Dans ces circonstances, le Tribunal examine, dans un second temps, si la Commission était en droit d’adopter la décision attaquée, compte tenu du champ d’application des décisions initiales.

Sur ce point, le Tribunal souligne que la décision attaquée exige que le Royaume d’Espagne récupère l’intégralité des aides octroyées en exécution du régime en cause, tel qu’appliqué aux prises de participations indirectes, alors que certaines de ces aides échappaient à l’obligation de récupération au titre des décisions initiales en raison de la confiance légitime que la Commission y avait reconnue. Or, un tel résultat équivaut à un retrait des décisions initiales dans la mesure où celles-ci visaient les prises de participations indirectes.

Conformément à l’article 9 du règlement no 659/1999 (6), lu conjointement avec son article 13, paragraphe 3, la révocation d’une décision est certes possible dans le cas où celle-ci reposait sur des informations inexactes transmises au cours de la procédure et d’une importance déterminante pour la décision. Toutefois, aucun élément du dossier ne démontrait que la Commission, qui ne s’en prévalait d’ailleurs pas, se serait fondée sur des informations inexactes transmises au cours de la procédure administrative ayant abouti à la décision attaquée.

De même, si les dispositions précitées du règlement no 659/1999 ne sont qu’une expression spécifique du principe général du droit selon lequel le retrait rétroactif d’un acte administratif illégal ayant créé des droits subjectifs est admis, la Commission n’a jamais soutenu que les décisions initiales auraient été illégales en ce qu’elles visaient les prises de participations indirectes. De fait, il n’est nullement question en l’espèce du retrait d’un acte illégal, mais du retrait de deux décisions légales, à savoir les décisions initiales en ce qu’elles visaient les prises de participations indirectes.

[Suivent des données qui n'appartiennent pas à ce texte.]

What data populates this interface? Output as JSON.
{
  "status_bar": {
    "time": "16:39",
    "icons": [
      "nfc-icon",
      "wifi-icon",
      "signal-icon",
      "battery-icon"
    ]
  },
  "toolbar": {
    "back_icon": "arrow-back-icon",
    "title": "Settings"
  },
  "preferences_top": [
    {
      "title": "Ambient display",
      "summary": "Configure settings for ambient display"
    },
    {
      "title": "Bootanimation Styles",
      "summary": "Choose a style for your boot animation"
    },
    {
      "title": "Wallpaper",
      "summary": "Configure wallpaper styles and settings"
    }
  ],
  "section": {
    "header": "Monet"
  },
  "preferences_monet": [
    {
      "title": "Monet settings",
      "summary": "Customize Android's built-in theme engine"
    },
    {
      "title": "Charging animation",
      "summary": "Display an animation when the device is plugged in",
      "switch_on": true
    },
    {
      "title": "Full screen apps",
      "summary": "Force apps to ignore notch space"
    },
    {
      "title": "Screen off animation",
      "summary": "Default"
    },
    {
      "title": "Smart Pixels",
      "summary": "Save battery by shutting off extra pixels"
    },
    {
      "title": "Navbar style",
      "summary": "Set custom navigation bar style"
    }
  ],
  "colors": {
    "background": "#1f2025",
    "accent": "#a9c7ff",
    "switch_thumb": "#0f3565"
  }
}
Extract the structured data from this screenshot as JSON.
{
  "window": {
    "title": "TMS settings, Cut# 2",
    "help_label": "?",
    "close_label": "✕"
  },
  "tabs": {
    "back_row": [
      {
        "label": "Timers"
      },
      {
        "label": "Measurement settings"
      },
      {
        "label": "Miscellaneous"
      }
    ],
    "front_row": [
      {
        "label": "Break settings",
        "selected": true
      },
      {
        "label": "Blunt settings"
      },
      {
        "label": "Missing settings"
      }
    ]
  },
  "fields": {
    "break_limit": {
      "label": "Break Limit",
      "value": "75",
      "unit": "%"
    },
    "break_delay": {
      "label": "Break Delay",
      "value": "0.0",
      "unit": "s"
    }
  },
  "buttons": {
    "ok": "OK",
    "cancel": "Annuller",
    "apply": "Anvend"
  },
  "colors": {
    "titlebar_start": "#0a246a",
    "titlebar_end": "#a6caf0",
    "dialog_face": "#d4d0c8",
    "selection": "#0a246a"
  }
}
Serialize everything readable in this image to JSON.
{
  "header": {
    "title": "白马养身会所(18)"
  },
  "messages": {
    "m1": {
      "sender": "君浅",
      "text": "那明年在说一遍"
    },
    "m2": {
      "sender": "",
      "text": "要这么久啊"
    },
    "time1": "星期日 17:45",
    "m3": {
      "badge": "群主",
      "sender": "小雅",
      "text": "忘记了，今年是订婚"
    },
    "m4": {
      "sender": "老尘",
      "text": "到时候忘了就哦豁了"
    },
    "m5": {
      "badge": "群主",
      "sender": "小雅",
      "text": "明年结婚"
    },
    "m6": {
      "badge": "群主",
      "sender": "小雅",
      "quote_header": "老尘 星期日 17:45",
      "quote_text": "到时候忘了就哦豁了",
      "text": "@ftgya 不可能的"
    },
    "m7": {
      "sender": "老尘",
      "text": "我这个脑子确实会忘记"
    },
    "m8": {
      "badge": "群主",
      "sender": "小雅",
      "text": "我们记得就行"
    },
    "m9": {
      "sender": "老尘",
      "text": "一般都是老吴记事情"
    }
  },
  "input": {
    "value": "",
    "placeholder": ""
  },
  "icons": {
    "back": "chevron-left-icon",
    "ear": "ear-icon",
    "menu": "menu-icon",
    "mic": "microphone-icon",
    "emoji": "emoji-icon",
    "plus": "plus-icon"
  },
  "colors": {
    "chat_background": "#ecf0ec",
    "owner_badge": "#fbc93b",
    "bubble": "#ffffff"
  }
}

Or, selon une jurisprudence constante, le retrait à titre rétroactif d’un acte administratif légal qui a conféré des droits subjectifs ou des avantages similaires est contraire aux principes généraux du droit.

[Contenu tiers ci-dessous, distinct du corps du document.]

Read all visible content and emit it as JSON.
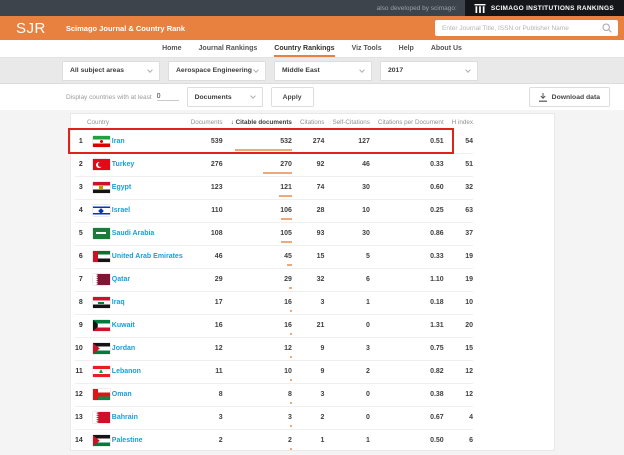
{
  "topbar": {
    "developed_by": "also developed by scimago:",
    "sir_label": "SCIMAGO INSTITUTIONS RANKINGS"
  },
  "header": {
    "logo": "SJR",
    "title": "Scimago Journal & Country Rank",
    "search_placeholder": "Enter Journal Title, ISSN or Publisher Name"
  },
  "nav": {
    "items": [
      {
        "label": "Home",
        "active": false
      },
      {
        "label": "Journal Rankings",
        "active": false
      },
      {
        "label": "Country Rankings",
        "active": true
      },
      {
        "label": "Viz Tools",
        "active": false
      },
      {
        "label": "Help",
        "active": false
      },
      {
        "label": "About Us",
        "active": false
      }
    ]
  },
  "filters": {
    "subject_area": "All subject areas",
    "subject_category": "Aerospace Engineering",
    "region": "Middle East",
    "year": "2017"
  },
  "tools": {
    "display_label": "Display countries with at least",
    "min_value": "0",
    "metric": "Documents",
    "apply_label": "Apply",
    "download_label": "Download data"
  },
  "table": {
    "columns": [
      "Country",
      "Documents",
      "Citable documents",
      "Citations",
      "Self-Citations",
      "Citations per Document",
      "H index"
    ],
    "sorted_column": "Citable documents",
    "sort_direction": "desc",
    "rows": [
      {
        "rank": "1",
        "country": "Iran",
        "documents": "539",
        "citable": "532",
        "citations": "274",
        "self_citations": "127",
        "citations_per_doc": "0.51",
        "h_index": "54",
        "highlighted": true
      },
      {
        "rank": "2",
        "country": "Turkey",
        "documents": "276",
        "citable": "270",
        "citations": "92",
        "self_citations": "46",
        "citations_per_doc": "0.33",
        "h_index": "51",
        "highlighted": false
      },
      {
        "rank": "3",
        "country": "Egypt",
        "documents": "123",
        "citable": "121",
        "citations": "74",
        "self_citations": "30",
        "citations_per_doc": "0.60",
        "h_index": "32",
        "highlighted": false
      },
      {
        "rank": "4",
        "country": "Israel",
        "documents": "110",
        "citable": "106",
        "citations": "28",
        "self_citations": "10",
        "citations_per_doc": "0.25",
        "h_index": "63",
        "highlighted": false
      },
      {
        "rank": "5",
        "country": "Saudi Arabia",
        "documents": "108",
        "citable": "105",
        "citations": "93",
        "self_citations": "30",
        "citations_per_doc": "0.86",
        "h_index": "37",
        "highlighted": false
      },
      {
        "rank": "6",
        "country": "United Arab Emirates",
        "documents": "46",
        "citable": "45",
        "citations": "15",
        "self_citations": "5",
        "citations_per_doc": "0.33",
        "h_index": "19",
        "highlighted": false
      },
      {
        "rank": "7",
        "country": "Qatar",
        "documents": "29",
        "citable": "29",
        "citations": "32",
        "self_citations": "6",
        "citations_per_doc": "1.10",
        "h_index": "19",
        "highlighted": false
      },
      {
        "rank": "8",
        "country": "Iraq",
        "documents": "17",
        "citable": "16",
        "citations": "3",
        "self_citations": "1",
        "citations_per_doc": "0.18",
        "h_index": "10",
        "highlighted": false
      },
      {
        "rank": "9",
        "country": "Kuwait",
        "documents": "16",
        "citable": "16",
        "citations": "21",
        "self_citations": "0",
        "citations_per_doc": "1.31",
        "h_index": "20",
        "highlighted": false
      },
      {
        "rank": "10",
        "country": "Jordan",
        "documents": "12",
        "citable": "12",
        "citations": "9",
        "self_citations": "3",
        "citations_per_doc": "0.75",
        "h_index": "15",
        "highlighted": false
      },
      {
        "rank": "11",
        "country": "Lebanon",
        "documents": "11",
        "citable": "10",
        "citations": "9",
        "self_citations": "2",
        "citations_per_doc": "0.82",
        "h_index": "12",
        "highlighted": false
      },
      {
        "rank": "12",
        "country": "Oman",
        "documents": "8",
        "citable": "8",
        "citations": "3",
        "self_citations": "0",
        "citations_per_doc": "0.38",
        "h_index": "12",
        "highlighted": false
      },
      {
        "rank": "13",
        "country": "Bahrain",
        "documents": "3",
        "citable": "3",
        "citations": "2",
        "self_citations": "0",
        "citations_per_doc": "0.67",
        "h_index": "4",
        "highlighted": false
      },
      {
        "rank": "14",
        "country": "Palestine",
        "documents": "2",
        "citable": "2",
        "citations": "1",
        "self_citations": "1",
        "citations_per_doc": "0.50",
        "h_index": "6",
        "highlighted": false
      }
    ]
  },
  "colors": {
    "accent_orange": "#e8813f",
    "link_blue": "#199dd9",
    "highlight_border": "#dd241a",
    "citable_bar": "#efa87a",
    "topbar_dark": "#3e444b"
  }
}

À cet égard, le Tribunal constate, d’une part, que les décisions initiales ont conféré un droit subjectif au Royaume d’Espagne à pouvoir mettre à exécution le régime en cause en ce qui concerne certaines prises de participations et, accessoirement, aux entreprises bénéficiaires à ne pas devoir rembourser certaines aides illégales et, d’autre part, que la décision attaquée a ultérieurement retiré ce droit en ce qui concerne les prises de participations indirectes. Ainsi, outre qu’elle est attentatoire au principe de sécurité juridique, la décision attaquée a remis en cause la confiance légitime que les autorités espagnoles et les entreprises concernées avaient pu tirer des décisions initiales en ce qui concernait l’application de ces dernières aux prises de participations indirectes.

Au vu de cette erreur de droit commise par la Commission, le Tribunal annule la décision attaquée dans son intégralité.

À titre surabondant, le Tribunal accueille, en second lieu, les griefs des requérantes tirés d’une violation du principe de protection de la confiance légitime au regard des réponses fournies par la Commission aux questions de membres du Parlement européen en 2006.

En effet, selon le Tribunal, la Commission avait offert, par ces déclarations au Parlement, des assurances précises, inconditionnelles et concordantes d’une nature telle que les bénéficiaires du régime en cause, que ce soit au titre de leurs prises de participations directes ou à celui de leurs prises de participations indirectes, ont nourri des espoirs justifiés dans le fait que le régime d’aides en cause était légal, en ce sens qu’il n’entrait pas dans le champ d’application des règles relatives aux aides d’État, et que, par conséquent, aucun des avantages découlant dudit régime ne pouvait faire l’objet par la suite d’une procédure de récupération.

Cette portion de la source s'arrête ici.